Your Business Professor was teaching our 5-year-old boy some basketball moves in our backyard court …
Grab a jersey here. Push there. Lean. Scream.
Charmaine looked out the window from her home office. As a Kentucky Wildcats fan, she understands basketball’s contact nature, but she had never heard the narrative, the coaching.
“What are you doing?” she asked me.
“Teaching him how to cheat,” I said as I deftly showed my boy my favorite defensive move: How to gently touch the shooter’s arm without getting caught by the referee.
And I have another motivation. Knowing how to “bend” the rules would be a valuable skill if — more like, when! — he decides to run his own business. I am a forward-thinking father.
“I don’t think I like that.” She was worried about our boy. “Isn’t that how all those Tyco guys got started?”
I stopped to give her argument some consideration.
She’s got me, again, I thought — using logic and reason without incurring any of the Ten Commandments, which govern our faith. Thou shalt not steal, not covet, not bear false witness, etc. and etc. I know this stuff. I teach ethics and do a bit of writing on honest business.
“There is a risk,” I admited. “But it would be the coach’s job to know the degree of the infraction that might result in getting a technical foul called, or –”
“I’m not worried about a penalty box – I’m worried about the penitentiary.”
I protested, “There’s a difference between hockey and the pokey…”
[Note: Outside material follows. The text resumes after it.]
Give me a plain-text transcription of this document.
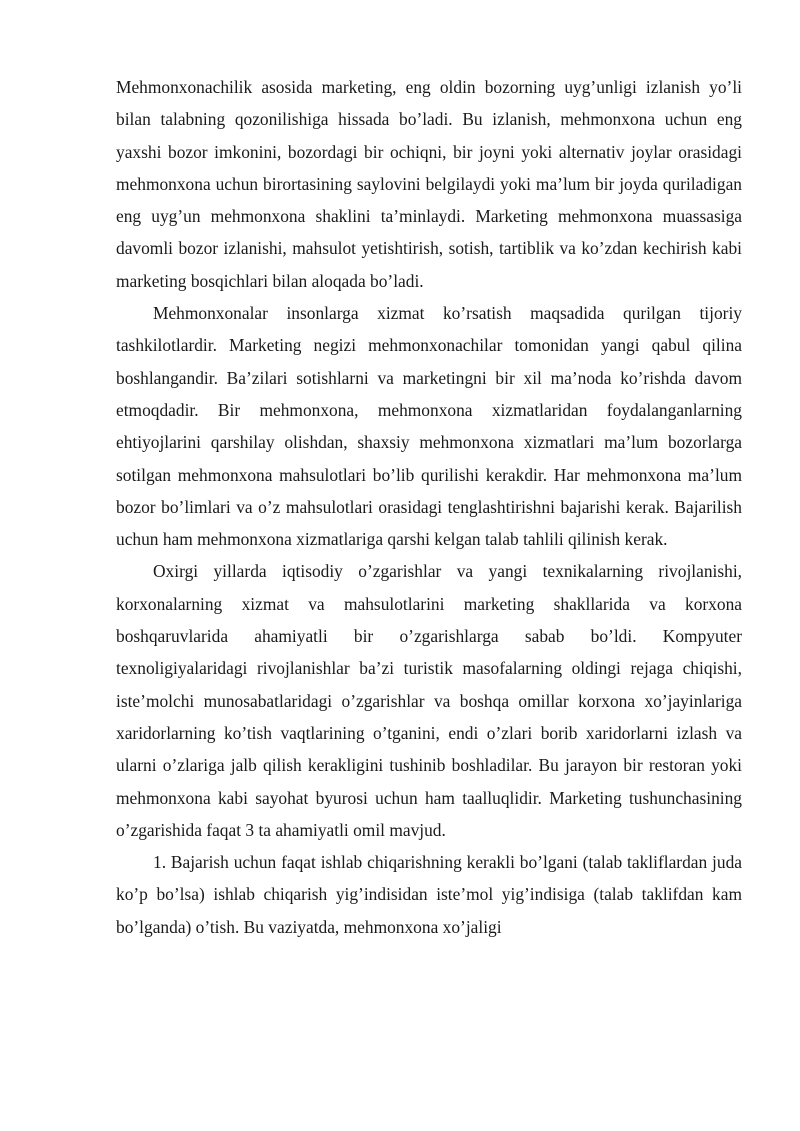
Mehmonxonachilik asosida marketing, eng oldin bozorning uyg’unligi izlanish yo’li bilan talabning qozonilishiga hissada bo’ladi. Bu izlanish, mehmonxona uchun eng yaxshi bozor imkonini, bozordagi bir ochiqni, bir joyni yoki alternativ joylar orasidagi mehmonxona uchun birortasining saylovini belgilaydi yoki ma’lum bir joyda quriladigan eng uyg’un mehmonxona shaklini ta’minlaydi. Marketing mehmonxona muassasiga davomli bozor izlanishi, mahsulot yetishtirish, sotish, tartiblik va ko’zdan kechirish kabi marketing bosqichlari bilan aloqada bo’ladi.

Mehmonxonalar insonlarga xizmat ko’rsatish maqsadida qurilgan tijoriy tashkilotlardir. Marketing negizi mehmonxonachilar tomonidan yangi qabul qilina boshlangandir. Ba’zilari sotishlarni va marketingni bir xil ma’noda ko’rishda davom etmoqdadir. Bir mehmonxona, mehmonxona xizmatlaridan foydalanganlarning ehtiyojlarini qarshilay olishdan, shaxsiy mehmonxona xizmatlari ma’lum bozorlarga sotilgan mehmonxona mahsulotlari bo’lib qurilishi kerakdir. Har mehmonxona ma’lum bozor bo’limlari va o’z mahsulotlari orasidagi tenglashtirishni bajarishi kerak. Bajarilish uchun ham mehmonxona xizmatlariga qarshi kelgan talab tahlili qilinish kerak.

Oxirgi yillarda iqtisodiy o’zgarishlar va yangi texnikalarning rivojlanishi, korxonalarning xizmat va mahsulotlarini marketing shakllarida va korxona boshqaruvlarida ahamiyatli bir o’zgarishlarga sabab bo’ldi. Kompyuter texnoligiyalaridagi rivojlanishlar ba’zi turistik masofalarning oldingi rejaga chiqishi, iste’molchi munosabatlaridagi o’zgarishlar va boshqa omillar korxona xo’jayinlariga xaridorlarning ko’tish vaqtlarining o’tganini, endi o’zlari borib xaridorlarni izlash va ularni o’zlariga jalb qilish kerakligini tushinib boshladilar. Bu jarayon bir restoran yoki mehmonxona kabi sayohat byurosi uchun ham taalluqlidir. Marketing tushunchasining o’zgarishida faqat 3 ta ahamiyatli omil mavjud.

1. Bajarish uchun faqat ishlab chiqarishning kerakli bo’lgani (talab takliflardan juda ko’p bo’lsa) ishlab chiqarish yig’indisidan iste’mol yig’indisiga (talab taklifdan kam bo’lganda) o’tish. Bu vaziyatda, mehmonxona xo’jaligi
“Sure,” Charmaine said. “You can name your next book, ‘Management Without Prison’.”
Darn. She was on to something. I wondered, “Well, there are very few women incarcerated for white collar crime…”
She said, “Because women don’t cheat.”
I said, “No, because women don’t take risks.”
She said, “Because women respect boundaries.”
I said, “No, because women don’t think outside the box.”
She said, “Women do creative products, creative deals not creative accounting.”
I began to realize that I was getting close to the edge, the abyss, even though I was winning the fight — debate — as I always, always do. Women respect boundaries and just don’t take questionable legal chances. After over two decades of marital (martial?) bliss I know how to end an argument with two words:
Pat Heim, Ph.D., would recognize this friction. She runs workshops on gender differences. And in her book, “Hardball for Women,” she described one of them. She asked the men what lessons they had learned playing team sports:
“How to be a leader,” one said.
“Taking criticism,” said another.
Soon the lessons were flying thick and fast.
“How to lose.”
“Doing what the coach says.”
“Taking a hit.”
“Looking aggressive even if you’re not.”
They had listed about a dozen when three men simultaneously said, “To cheat.”
The women in the group gasped. One of them spoke up. “I’m shocked. What do you mean, to cheat? You’d better explain.” The other females nodded and murmured in unison.
The men, meanwhile, were surprised by the women’s reaction; cheating seemed so obviously part of the game, it was hardly worth discussing. Eventually one participant said, “Whenever the referee, the umpire, the opposition, whoever, turns his back, you get away with what you can. That’s how the game is played.”
But is this the best way to control and influence the customs of commerce? Business as an athletic event? It was as if the financial auditors wore the striped shirts of umpires. Both business and sports are rules bound games…
But games end. Owners should have a long-term focus.
Rieva Lesonsky, is President and Founder of GrowBiz Media, a content and consulting company specializing in covering small businesses and entrepreneurship. She writes in “Does Putting Women in Charge Strengthen Your Business?” that:
“Family business leaders’ ultimate goal is to keep the business going beyond the current generation. That’s why these businesses focus on growth and sustainability, not solely on short-term results.”
Bill Maher, political humorist, once said, “When we disregard the rules altogether we get anarchy or, worse yet, Enron.”
Charmaine reminded me that the road to “financial irregularity” always starts with harmless first steps. Honesty begins with accountability and respect for the game: to answer to a higher authority, to the team, and the written and unwritten codes of conduct. Cheaters never win. Winners never cheat.
I go back to the basketball court with less winking at the rules and more thinking on the game. And so Charmaine kept two males safe inside the limits and respect for the law in sports and business.